Insight & Analysis

Press release: Which banks are financing the clean energy transition?

Published: Oct 2022

29th September 2022 – A new ranking produced by Corporate Knights and The Banker analyzes the share of banking revenues derived from sustainable activities.

Newspaper press release

Today, in partnership with The Banker, Corporate Knights published its first annual Sustainable Banking Revenues Ranking, analyzing the share of banking revenues derived from sustainable activities. Featuring the world’s leading financial institutions, the ranking evaluated all banks that are members of the Net-Zero Banking Alliance (NZBA), have committed to reporting under the Task Force on Climate-Related Financial Disclosures (TCFD) framework, and have a minimal threshold of disclosure on the sustainability features of their financing. A total of 91 banks have signed up to both the NZBA and TCFD, but despite the reporting commitments these initiatives entail, a third of the banks (31) failed to provide even the most cursory information about their sustainable banking activities, such as their loan exposure to renewable energy.
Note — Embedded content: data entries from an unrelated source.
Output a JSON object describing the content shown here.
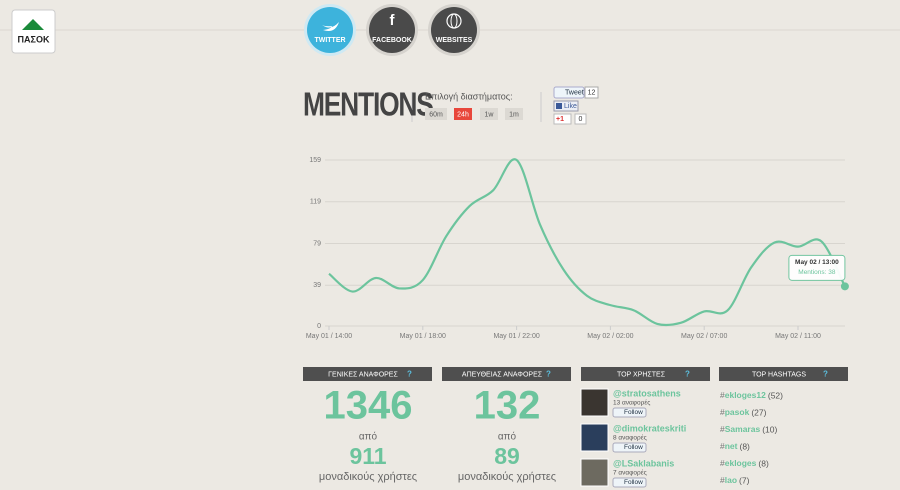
{
  "logo": "ΠΑΣΟΚ",
  "nav": [
    "TWITTER",
    "FACEBOOK",
    "WEBSITES"
  ],
  "header": {
    "title": "MENTIONS",
    "range_label": "Επιλογή διαστήματος:",
    "ranges": [
      "60m",
      "24h",
      "1w",
      "1m"
    ],
    "active_range": 1
  },
  "social": {
    "tweet": "Tweet",
    "tweet_count": 12,
    "like": "Like",
    "plusone": "+1",
    "plusone_count": 0
  },
  "chart_data": {
    "type": "line",
    "color": "#6cc49d",
    "categories": [
      "May 01 / 14:00",
      null,
      null,
      null,
      "May 01 / 18:00",
      null,
      null,
      null,
      "May 01 / 22:00",
      null,
      null,
      null,
      "May 02 / 02:00",
      null,
      null,
      null,
      "May 02 / 07:00",
      null,
      null,
      null,
      "May 02 / 11:00",
      null,
      null
    ],
    "values": [
      50,
      33,
      46,
      36,
      44,
      86,
      115,
      130,
      159,
      97,
      54,
      29,
      20,
      15,
      2,
      3,
      14,
      15,
      56,
      80,
      76,
      81,
      38
    ],
    "ylim": [
      0,
      159
    ],
    "yticks": [
      0,
      39,
      79,
      119,
      159
    ],
    "grid": true,
    "tooltip": {
      "title": "May 02 / 13:00",
      "label": "Mentions: 38"
    }
  },
  "stats": [
    {
      "title": "ΓΕΝΙΚΕΣ ΑΝΑΦΟΡΕΣ",
      "help": "?",
      "total": 1346,
      "from": "από",
      "unique": 911,
      "unique_label": "μοναδικούς χρήστες"
    },
    {
      "title": "ΑΠΕΥΘΕΙΑΣ ΑΝΑΦΟΡΕΣ",
      "help": "?",
      "total": 132,
      "from": "από",
      "unique": 89,
      "unique_label": "μοναδικούς χρήστες"
    }
  ],
  "top_users": {
    "title": "TOP ΧΡΗΣΤΕΣ",
    "help": "?",
    "users": [
      {
        "handle": "@stratosathens",
        "mentions": "13 αναφορές",
        "follow": "Follow"
      },
      {
        "handle": "@dimokrateskriti",
        "mentions": "8 αναφορές",
        "follow": "Follow"
      },
      {
        "handle": "@LSaklabanis",
        "mentions": "7 αναφορές",
        "follow": "Follow"
      }
    ]
  },
  "top_hashtags": {
    "title": "TOP HASHTAGS",
    "help": "?",
    "tags": [
      {
        "tag": "#ekloges12",
        "count": "(52)"
      },
      {
        "tag": "#pasok",
        "count": "(27)"
      },
      {
        "tag": "#Samaras",
        "count": "(10)"
      },
      {
        "tag": "#net",
        "count": "(8)"
      },
      {
        "tag": "#ekloges",
        "count": "(8)"
      },
      {
        "tag": "#lao",
        "count": "(7)"
      }
    ]
  }
}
Through a combination of sustainable loans, investments and underwriting activities, the 60 banks that made the ranking are led by three smaller institutions: Vancity, SpareBank 1 Østlandet and Amalgamated Bank (with sustainable revenue ratios of 34%, 23% and 19%, respectively). Among these three banks, sustainable loans accounted for between one-fifth to one-third of their total loans.
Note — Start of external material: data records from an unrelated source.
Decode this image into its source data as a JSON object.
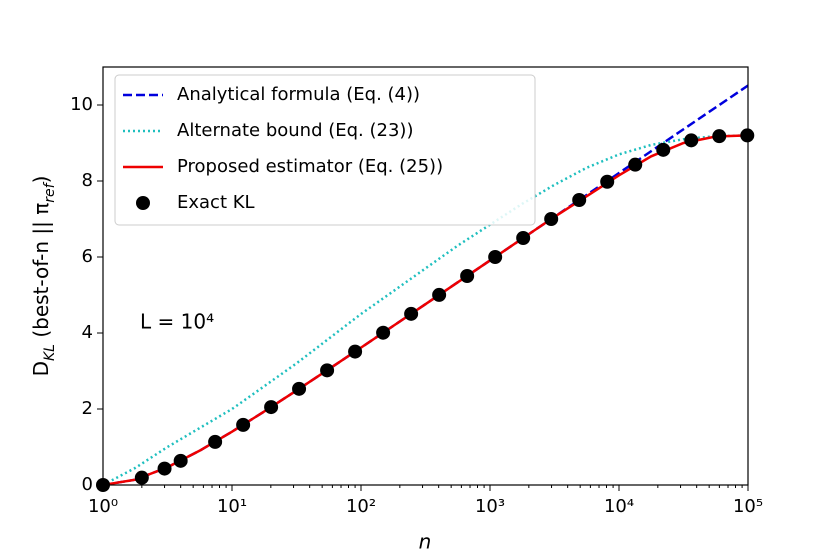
{
  "chart_data": {
    "type": "line",
    "xlabel": "n",
    "ylabel": [
      {
        "text": "D"
      },
      {
        "text": "KL",
        "sub": true
      },
      {
        "text": " (best-of-n || π"
      },
      {
        "text": "ref",
        "sub": true
      },
      {
        "text": ")"
      }
    ],
    "annotation": "L = 10⁴",
    "xscale": "log",
    "xlim": [
      1,
      100000
    ],
    "ylim": [
      0,
      11
    ],
    "xticks": [
      {
        "value": 1,
        "label": "10⁰"
      },
      {
        "value": 10,
        "label": "10¹"
      },
      {
        "value": 100,
        "label": "10²"
      },
      {
        "value": 1000,
        "label": "10³"
      },
      {
        "value": 10000,
        "label": "10⁴"
      },
      {
        "value": 100000,
        "label": "10⁵"
      }
    ],
    "yticks": [
      0,
      2,
      4,
      6,
      8,
      10
    ],
    "legend": "upper left",
    "series": [
      {
        "name": "Analytical formula (Eq. (4))",
        "color": "#0000dd",
        "style": "dashed",
        "x": [
          1,
          1.78,
          3.16,
          5.62,
          10,
          17.8,
          31.6,
          56.2,
          100,
          178,
          316,
          562,
          1000,
          1778,
          3162,
          5623,
          10000,
          17783,
          31623,
          56234,
          100000
        ],
        "values": [
          0,
          0.139,
          0.467,
          0.904,
          1.403,
          1.935,
          2.486,
          3.047,
          3.615,
          4.188,
          4.759,
          5.334,
          5.909,
          6.484,
          7.059,
          7.635,
          8.21,
          8.786,
          9.362,
          9.937,
          10.513
        ]
      },
      {
        "name": "Alternate bound (Eq. (23))",
        "color": "#1fbfbf",
        "style": "dotted",
        "x": [
          1,
          1.78,
          3.16,
          5.62,
          10,
          17.8,
          31.6,
          56.2,
          100,
          178,
          316,
          562,
          1000,
          1778,
          3162,
          5623,
          10000,
          17783,
          31623,
          56234,
          100000
        ],
        "values": [
          0,
          0.45,
          1.0,
          1.5,
          2.0,
          2.6,
          3.2,
          3.85,
          4.5,
          5.1,
          5.7,
          6.3,
          6.85,
          7.4,
          7.9,
          8.35,
          8.7,
          8.95,
          9.1,
          9.18,
          9.2
        ]
      },
      {
        "name": "Proposed estimator (Eq. (25))",
        "color": "#ee0000",
        "style": "solid",
        "x": [
          1,
          1.78,
          3.16,
          5.62,
          10,
          17.8,
          31.6,
          56.2,
          100,
          178,
          316,
          562,
          1000,
          1778,
          3162,
          5623,
          10000,
          17783,
          31623,
          56234,
          100000
        ],
        "values": [
          0,
          0.139,
          0.467,
          0.904,
          1.403,
          1.935,
          2.486,
          3.047,
          3.615,
          4.188,
          4.759,
          5.334,
          5.909,
          6.484,
          7.059,
          7.6,
          8.15,
          8.65,
          9.0,
          9.17,
          9.2
        ]
      },
      {
        "name": "Exact KL",
        "color": "#000000",
        "style": "markers",
        "x": [
          1,
          2,
          3,
          4,
          7.4,
          12.2,
          20.1,
          33.1,
          54.6,
          90,
          148.4,
          244.7,
          403.4,
          665.1,
          1096.6,
          1808,
          2981,
          4914.8,
          8103.1,
          13359.7,
          22026.5,
          36315.5,
          59874.1,
          98715.8
        ],
        "values": [
          0,
          0.193,
          0.432,
          0.636,
          1.135,
          1.582,
          2.05,
          2.53,
          3.018,
          3.511,
          4.007,
          4.504,
          5.002,
          5.5,
          6.0,
          6.5,
          7.0,
          7.5,
          7.98,
          8.43,
          8.82,
          9.07,
          9.18,
          9.2
        ]
      }
    ]
  }
}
“What gets funded, gets done,” says Toby Heaps, co-founder and CEO of Corporate Knights. “The climate action revolution must be funded or it won’t happen. Banks are ground-zero for originating the US$9 trillion to $10 trillion per annum in financing that is going to be required to deliver on the Paris Agreement.”

The ranking aims to provide insight into which global banks’ lending and investment portfolios are most aligned with the transition to a sustainable low-carbon economy. Yet, despite the NZBA now representing about 40% of global banking assets, disclosure among the world’s leading banks remains relatively poor. Of the banks assessed, only two-thirds provided quantifiable data, allowing Corporate Knights to determine a sustainable revenue ratio for 60 of the 91 banks. In assessing these 91 institutions, one-third disclosed relatively useful data, another third disclosed minimal data but enough to derive a sustainable revenue ratio, while the remaining third provided no quantifiable data in their disclosures. Even the best disclosers still failed to provide granular data that meaningfully distinguished between investment themes and asset classes.

“In an ideal world,” explains Matthew Malinsky, research manager at Corporate Knights, “we’d look at banks’ annual audited financial statements and see the specific outstanding exposures to sustainable activities on the loan book and the investment book, as well as any new additions throughout the reporting period. We’d also see the underwriting activity to sustainable companies or sustainable activities, and we’d know interest, fees and other income earned from these activities. Finally, we’d be clear on which definitions were being used and which taxonomy the definitions were derived from.”

This year’s top-ranked bank, Vancity, speaks similarly to the importance of disclosure.

“Disclosures ensure accountability and push organizations to follow through on the commitments they make,” explains Jonathan Fowlie, Vancity’s chief external relations officer, who oversees the credit union’s impact and climate areas.

If we are to hit the US$9 to $10 trillion in annual financing required to meet Paris targets, approximately 5% of total global banking assets (total assets equating to US$180 trillion) will need to be allocated to financing sustainable activities on a revolving basis. With a total outstanding sustainable loan book of US$687 billion among the 60 banks, approximately 1% of their loan book is currently allocated to sustainable activities (based on their disclosures that can be quantitatively vetted).

Continuing to monitor progress shaping the global banking community, Corporate Knights aims to deepen its future analysis as public disclosure among banks improves and sustainable banking activities gain traction.